Per chi ama il contrasto dolce-salato, da provare assolutamente l’accoppiata con la frutta di stagione: tradizionali ma sempre eccellenti gli abbinamenti con melone e fichi, sfiziosi quelli con frutta semi-asprigna, come le prugne Regina Claudia e i mirtilli, golosi quello con le pesche o con la composta di mele, purché non sia troppo dolce. Un buon accostamento è quello con la frutta esotica.
E per brindare? Sia i vini bianchi sia i vini rossi si accompagnano perfettamente al prosciutto di Parma. Servitelo idealmente con vini bianchi freschi come Lugana, Soave, Albana di Romagna, Corvo Bianco di Salaparuta Colomba Platino, un Prosecco ma che sia brut, lo champagne.
Se scegliete un rosso, si sposa con un Lambrusco fruttato e altri vini con le stesse caratteristiche di leggerezza, serviti a 14° di temperatura.

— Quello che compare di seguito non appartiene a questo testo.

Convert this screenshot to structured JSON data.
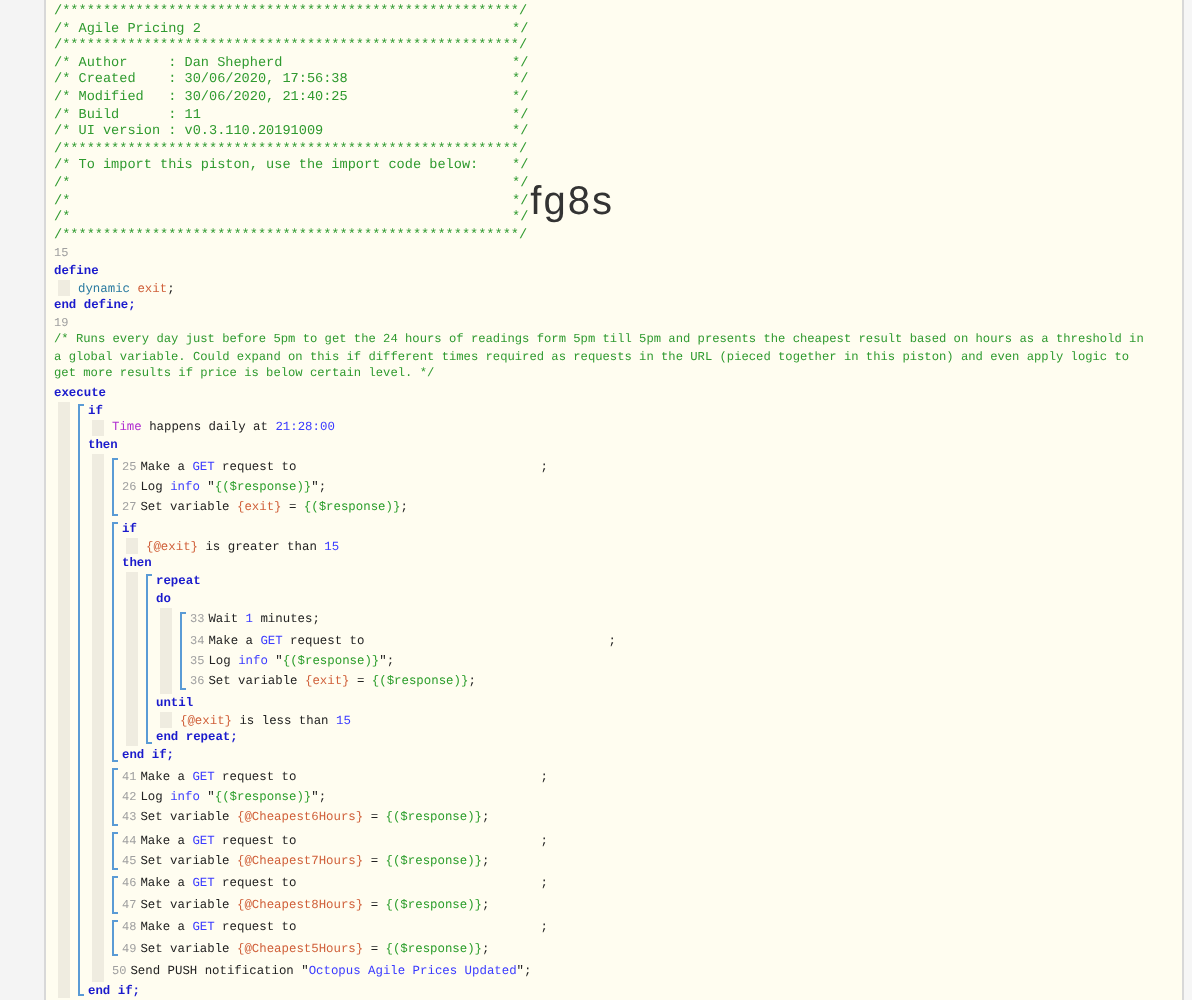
{
  "header": [
    {
      "text": "/********************************************************/"
    },
    {
      "text": "/* Agile Pricing 2",
      "close": "*/"
    },
    {
      "text": "/********************************************************/"
    },
    {
      "text": "/* Author     : Dan Shepherd",
      "close": "*/"
    },
    {
      "text": "/* Created    : 30/06/2020, 17:56:38",
      "close": "*/"
    },
    {
      "text": "/* Modified   : 30/06/2020, 21:40:25",
      "close": "*/"
    },
    {
      "text": "/* Build      : 11",
      "close": "*/"
    },
    {
      "text": "/* UI version : v0.3.110.20191009",
      "close": "*/"
    },
    {
      "text": "/********************************************************/"
    },
    {
      "text": "/* To import this piston, use the import code below:",
      "close": "*/"
    },
    {
      "text": "/*",
      "close": "*/"
    },
    {
      "text": "/*",
      "close": "*/",
      "import_code": "fg8s"
    },
    {
      "text": "/*",
      "close": "*/"
    },
    {
      "text": "/********************************************************/"
    }
  ],
  "code": [
    {
      "kind": "number",
      "number": "15"
    },
    {
      "kind": "line",
      "tokens": [
        {
          "kind": "keyword",
          "text": "define"
        }
      ],
      "children": [
        {
          "kind": "line",
          "tokens": [
            {
              "kind": "type",
              "text": "dynamic "
            },
            {
              "kind": "variable",
              "text": "exit"
            },
            {
              "kind": "plain",
              "text": ";"
            }
          ]
        }
      ]
    },
    {
      "kind": "line",
      "tokens": [
        {
          "kind": "keyword",
          "text": "end define;"
        }
      ]
    },
    {
      "kind": "number",
      "number": "19"
    },
    {
      "kind": "comment",
      "text": "/* Runs every day just before 5pm to get the 24 hours of readings form 5pm till 5pm and presents the cheapest result based on hours as a threshold in a global variable. Could expand on this if different times required as requests in the URL (pieced together in this piston) and even apply logic to get more results if price is below certain level. */"
    },
    {
      "kind": "line",
      "tokens": [
        {
          "kind": "keyword",
          "text": "execute"
        }
      ],
      "children": [
        {
          "kind": "block",
          "children": [
            {
              "kind": "line",
              "tokens": [
                {
                  "kind": "keyword",
                  "text": "if"
                }
              ],
              "children": [
                {
                  "kind": "line",
                  "tokens": [
                    {
                      "kind": "device",
                      "text": "Time"
                    },
                    {
                      "kind": "plain",
                      "text": " happens daily at "
                    },
                    {
                      "kind": "number",
                      "text": "21:28:00"
                    }
                  ]
                }
              ]
            },
            {
              "kind": "line",
              "tokens": [
                {
                  "kind": "keyword",
                  "text": "then"
                }
              ],
              "children": [
                {
                  "kind": "group",
                  "children": [
                    {
                      "kind": "line",
                      "number": "25",
                      "tail": ";",
                      "tokens": [
                        {
                          "kind": "plain",
                          "text": "Make a "
                        },
                        {
                          "kind": "reference",
                          "text": "GET"
                        },
                        {
                          "kind": "plain",
                          "text": " request to"
                        }
                      ]
                    },
                    {
                      "kind": "line",
                      "number": "26",
                      "tokens": [
                        {
                          "kind": "plain",
                          "text": "Log "
                        },
                        {
                          "kind": "reference",
                          "text": "info"
                        },
                        {
                          "kind": "plain",
                          "text": " \""
                        },
                        {
                          "kind": "string",
                          "text": "{($response)}"
                        },
                        {
                          "kind": "plain",
                          "text": "\";"
                        }
                      ]
                    },
                    {
                      "kind": "line",
                      "number": "27",
                      "tokens": [
                        {
                          "kind": "plain",
                          "text": "Set variable "
                        },
                        {
                          "kind": "variable",
                          "text": "{exit}"
                        },
                        {
                          "kind": "plain",
                          "text": " = "
                        },
                        {
                          "kind": "string",
                          "text": "{($response)}"
                        },
                        {
                          "kind": "plain",
                          "text": ";"
                        }
                      ]
                    }
                  ]
                },
                {
                  "kind": "block",
                  "children": [
                    {
                      "kind": "line",
                      "tokens": [
                        {
                          "kind": "keyword",
                          "text": "if"
                        }
                      ],
                      "children": [
                        {
                          "kind": "line",
                          "tokens": [
                            {
                              "kind": "variable",
                              "text": "{@exit}"
                            },
                            {
                              "kind": "plain",
                              "text": " is greater than "
                            },
                            {
                              "kind": "number",
                              "text": "15"
                            }
                          ]
                        }
                      ]
                    },
                    {
                      "kind": "line",
                      "tokens": [
                        {
                          "kind": "keyword",
                          "text": "then"
                        }
                      ],
                      "children": [
                        {
                          "kind": "block",
                          "children": [
                            {
                              "kind": "line",
                              "tokens": [
                                {
                                  "kind": "keyword",
                                  "text": "repeat"
                                }
                              ]
                            },
                            {
                              "kind": "line",
                              "tokens": [
                                {
                                  "kind": "keyword",
                                  "text": "do"
                                }
                              ],
                              "children": [
                                {
                                  "kind": "group",
                                  "children": [
                                    {
                                      "kind": "line",
                                      "number": "33",
                                      "tokens": [
                                        {
                                          "kind": "plain",
                                          "text": "Wait "
                                        },
                                        {
                                          "kind": "number",
                                          "text": "1"
                                        },
                                        {
                                          "kind": "plain",
                                          "text": " minutes;"
                                        }
                                      ]
                                    },
                                    {
                                      "kind": "line",
                                      "number": "34",
                                      "tail": ";",
                                      "tokens": [
                                        {
                                          "kind": "plain",
                                          "text": "Make a "
                                        },
                                        {
                                          "kind": "reference",
                                          "text": "GET"
                                        },
                                        {
                                          "kind": "plain",
                                          "text": " request to"
                                        }
                                      ]
                                    },
                                    {
                                      "kind": "line",
                                      "number": "35",
                                      "tokens": [
                                        {
                                          "kind": "plain",
                                          "text": "Log "
                                        },
                                        {
                                          "kind": "reference",
                                          "text": "info"
                                        },
                                        {
                                          "kind": "plain",
                                          "text": " \""
                                        },
                                        {
                                          "kind": "string",
                                          "text": "{($response)}"
                                        },
                                        {
                                          "kind": "plain",
                                          "text": "\";"
                                        }
                                      ]
                                    },
                                    {
                                      "kind": "line",
                                      "number": "36",
                                      "tokens": [
                                        {
                                          "kind": "plain",
                                          "text": "Set variable "
                                        },
                                        {
                                          "kind": "variable",
                                          "text": "{exit}"
                                        },
                                        {
                                          "kind": "plain",
                                          "text": " = "
                                        },
                                        {
                                          "kind": "string",
                                          "text": "{($response)}"
                                        },
                                        {
                                          "kind": "plain",
                                          "text": ";"
                                        }
                                      ]
                                    }
                                  ]
                                }
                              ]
                            },
                            {
                              "kind": "line",
                              "tokens": [
                                {
                                  "kind": "keyword",
                                  "text": "until"
                                }
                              ],
                              "children": [
                                {
                                  "kind": "line",
                                  "tokens": [
                                    {
                                      "kind": "variable",
                                      "text": "{@exit}"
                                    },
                                    {
                                      "kind": "plain",
                                      "text": " is less than "
                                    },
                                    {
                                      "kind": "number",
                                      "text": "15"
                                    }
                                  ]
                                }
                              ]
                            },
                            {
                              "kind": "line",
                              "tokens": [
                                {
                                  "kind": "keyword",
                                  "text": "end repeat;"
                                }
                              ]
                            }
                          ]
                        }
                      ]
                    },
                    {
                      "kind": "line",
                      "tokens": [
                        {
                          "kind": "keyword",
                          "text": "end if;"
                        }
                      ]
                    }
                  ]
                },
                {
                  "kind": "group",
                  "children": [
                    {
                      "kind": "line",
                      "number": "41",
                      "tail": ";",
                      "tokens": [
                        {
                          "kind": "plain",
                          "text": "Make a "
                        },
                        {
                          "kind": "reference",
                          "text": "GET"
                        },
                        {
                          "kind": "plain",
                          "text": " request to"
                        }
                      ]
                    },
                    {
                      "kind": "line",
                      "number": "42",
                      "tokens": [
                        {
                          "kind": "plain",
                          "text": "Log "
                        },
                        {
                          "kind": "reference",
                          "text": "info"
                        },
                        {
                          "kind": "plain",
                          "text": " \""
                        },
                        {
                          "kind": "string",
                          "text": "{($response)}"
                        },
                        {
                          "kind": "plain",
                          "text": "\";"
                        }
                      ]
                    },
                    {
                      "kind": "line",
                      "number": "43",
                      "tokens": [
                        {
                          "kind": "plain",
                          "text": "Set variable "
                        },
                        {
                          "kind": "variable",
                          "text": "{@Cheapest6Hours}"
                        },
                        {
                          "kind": "plain",
                          "text": " = "
                        },
                        {
                          "kind": "string",
                          "text": "{($response)}"
                        },
                        {
                          "kind": "plain",
                          "text": ";"
                        }
                      ]
                    }
                  ]
                },
                {
                  "kind": "group",
                  "children": [
                    {
                      "kind": "line",
                      "number": "44",
                      "tail": ";",
                      "tokens": [
                        {
                          "kind": "plain",
                          "text": "Make a "
                        },
                        {
                          "kind": "reference",
                          "text": "GET"
                        },
                        {
                          "kind": "plain",
                          "text": " request to"
                        }
                      ]
                    },
                    {
                      "kind": "line",
                      "number": "45",
                      "tokens": [
                        {
                          "kind": "plain",
                          "text": "Set variable "
                        },
                        {
                          "kind": "variable",
                          "text": "{@Cheapest7Hours}"
                        },
                        {
                          "kind": "plain",
                          "text": " = "
                        },
                        {
                          "kind": "string",
                          "text": "{($response)}"
                        },
                        {
                          "kind": "plain",
                          "text": ";"
                        }
                      ]
                    }
                  ]
                },
                {
                  "kind": "group",
                  "children": [
                    {
                      "kind": "line",
                      "number": "46",
                      "tail": ";",
                      "tokens": [
                        {
                          "kind": "plain",
                          "text": "Make a "
                        },
                        {
                          "kind": "reference",
                          "text": "GET"
                        },
                        {
                          "kind": "plain",
                          "text": " request to"
                        }
                      ]
                    },
                    {
                      "kind": "line",
                      "number": "47",
                      "tokens": [
                        {
                          "kind": "plain",
                          "text": "Set variable "
                        },
                        {
                          "kind": "variable",
                          "text": "{@Cheapest8Hours}"
                        },
                        {
                          "kind": "plain",
                          "text": " = "
                        },
                        {
                          "kind": "string",
                          "text": "{($response)}"
                        },
                        {
                          "kind": "plain",
                          "text": ";"
                        }
                      ]
                    }
                  ]
                },
                {
                  "kind": "group",
                  "children": [
                    {
                      "kind": "line",
                      "number": "48",
                      "tail": ";",
                      "tokens": [
                        {
                          "kind": "plain",
                          "text": "Make a "
                        },
                        {
                          "kind": "reference",
                          "text": "GET"
                        },
                        {
                          "kind": "plain",
                          "text": " request to"
                        }
                      ]
                    },
                    {
                      "kind": "line",
                      "number": "49",
                      "tokens": [
                        {
                          "kind": "plain",
                          "text": "Set variable "
                        },
                        {
                          "kind": "variable",
                          "text": "{@Cheapest5Hours}"
                        },
                        {
                          "kind": "plain",
                          "text": " = "
                        },
                        {
                          "kind": "string",
                          "text": "{($response)}"
                        },
                        {
                          "kind": "plain",
                          "text": ";"
                        }
                      ]
                    }
                  ]
                },
                {
                  "kind": "line",
                  "number": "50",
                  "tokens": [
                    {
                      "kind": "plain",
                      "text": "Send PUSH notification \""
                    },
                    {
                      "kind": "reference",
                      "text": "Octopus Agile Prices Updated"
                    },
                    {
                      "kind": "plain",
                      "text": "\";"
                    }
                  ]
                }
              ]
            },
            {
              "kind": "line",
              "tokens": [
                {
                  "kind": "keyword",
                  "text": "end if;"
                }
              ]
            }
          ]
        }
      ]
    }
  ]
}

Va ricordato che, oltre alla tipica piadina romagnola, il prosciutto di Parma è l’ingrediente principale dei tradizionali tortellini bolognesi, dell’arrosto di maiale chiamato Rosa di Parma e tanti altri piatti gustosi.
Un prodotto 100% naturale
Non si può dare torto agli estimatori di questa grande delikatessen che, gastronomicamente parlando, insieme al parmigiano reggiano (link) è uno dei simboli della bella città emiliana. Oggi sono 150 le aziende produttrici, disseminate nelle valli del Parma, del Taro e del Baganza, ma la zona di Langhirano è quella più “vocata”.
Una componente senza eguali
Quindi gli ingredienti di questa eccellenza italiano sono solo cosce di suino, sale e il tempo. O no?
Non proprio: il gran segreto sta nell’aria asciutta e delicata delle profumate colline parmensi della zona tipica di produzione, un vero microclima privilegiato ideale per la stagionatura naturale, chiave della caratteristica dolcezza e del gusto inconfondibile del prosciutto di Parma.
Le cosce vengono infatti stagionate per almeno 10 mesi appese alle tradizionali “scalere”, che sono montanti in legno, disposti a distanze regolari, in grandi locali con finestroni contrapposti. Queste finestre vengono aperte alternativamente per far sì che il prodotto asciughi all'aria, nel modo più naturale possibile. Una tecnica antica, visto che il nome viene dal termine latino perex suctum, letteralmente “asciugato”.
Qualche curiosità storica
Negli archivi di Stato di Genova sono conservati curiosi documenti sulle fasi di preparazione da parte di corsari genovesi, nel periodo a cavallo tra Settecento e Ottocento, di "crociere di guerra", circa sei mesi per mare. Spessissimo tra i viveri stivati a bordo è ricordato il prosciutto, che per le sue caratteristiche si presta all'uso dilazionato.
Sempre ai primi dell'Ottocento, a Parigi, il prosciutto parmigiano era già celebre e ambito: si sa per certo che il langhiranese Loderingo Bonanni, importatore del tempo, prendeva “per la gola” i gourmet parigini con i suoi prosciutti di Parma. In Italia, il Parma era la passione culinaria del compositore Gioacchino Rossini, famoso per le musiche immortali ma anche per i suoi raffinati gusti gastronomici.